Comparisons to Human Authors

  • Humans are described as starting from diverse life histories and mental states, while LLMs are “the same mind, always booted fresh.”
  • One camp stresses human data‑efficiency and capacity for genuine counterfactual thinking; another notes that most human output is also derivative, and genre audiences often want repeated formulas.

Detection and Rhetorical Patterns

  • Several participants claim AI prose is now easy to spot via recurring rhetorical structures, predictable “pushback then agreement,” and a shallow logical core.
  • Others warn about confirmation bias and urge charity: people may see patterns where there are none.
  • There is discussion of classical rhetoric: LLMs are decent at surface style but weak on deeper ethos/pathos and reasoning.

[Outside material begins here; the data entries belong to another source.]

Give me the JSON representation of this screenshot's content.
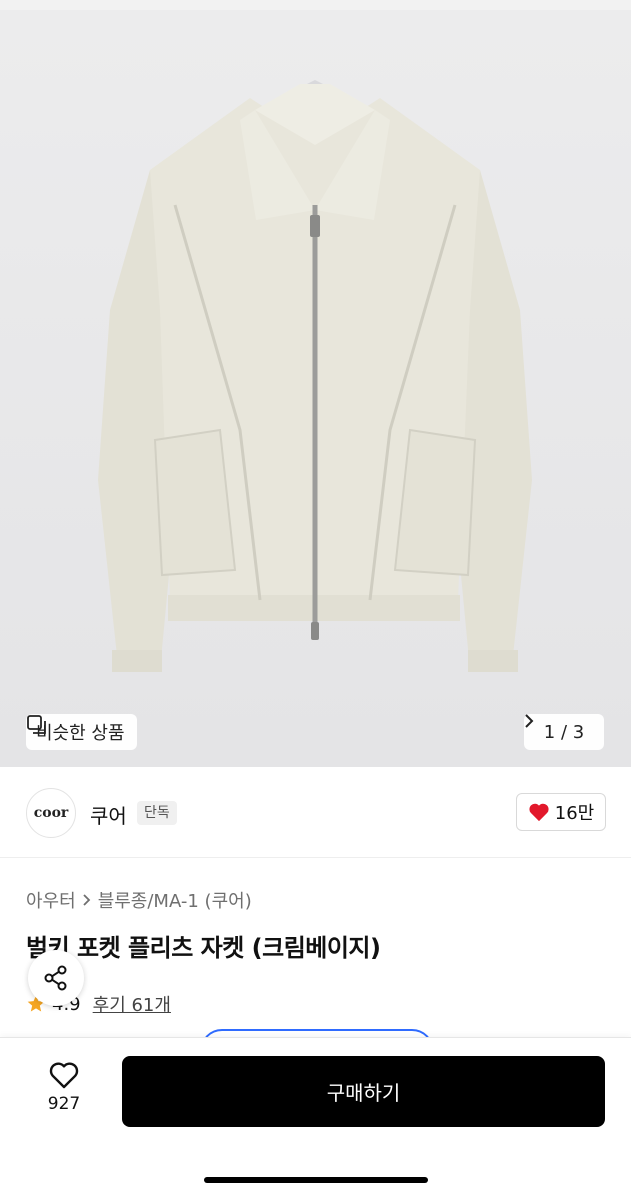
{
  "hero": {
    "similar_label": "비슷한 상품",
    "pager": "1 / 3"
  },
  "brand": {
    "logo_text": "coor",
    "name": "쿠어",
    "badge": "단독",
    "likes": "16만"
  },
  "product": {
    "breadcrumb": [
      "아우터",
      "블루종/MA-1 (쿠어)"
    ],
    "title": "벌키 포켓 플리츠 자켓 (크림베이지)",
    "rating": "4.9",
    "reviews": "후기 61개"
  },
  "footer": {
    "wish_count": "927",
    "buy_label": "구매하기"
  },
  "colors": {
    "heart_red": "#e2182b",
    "star_yellow": "#f5a623",
    "buy_bg": "#000000",
    "jacket": "#e7e5da"
  },
  "icons": [
    "similar-icon",
    "chevron-right-icon",
    "heart-icon",
    "share-icon",
    "star-icon",
    "heart-outline-icon"
  ]
}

Quality, Slop, and Market Effects

  • Examples of error‑ridden children’s books and AI imagery (e.g., anatomically wrong animals) fuel concern about low‑effort “AI slop” flooding Amazon and big‑box stores.
  • Some think the evidence is thin or based on a few bad cases; others report sampling more books and seeing broader issues.
  • Broader worries include erosion of trust in text‑only services, AI impersonating professionals, and a future where many consumers are content with indistinguishable machine‑generated media.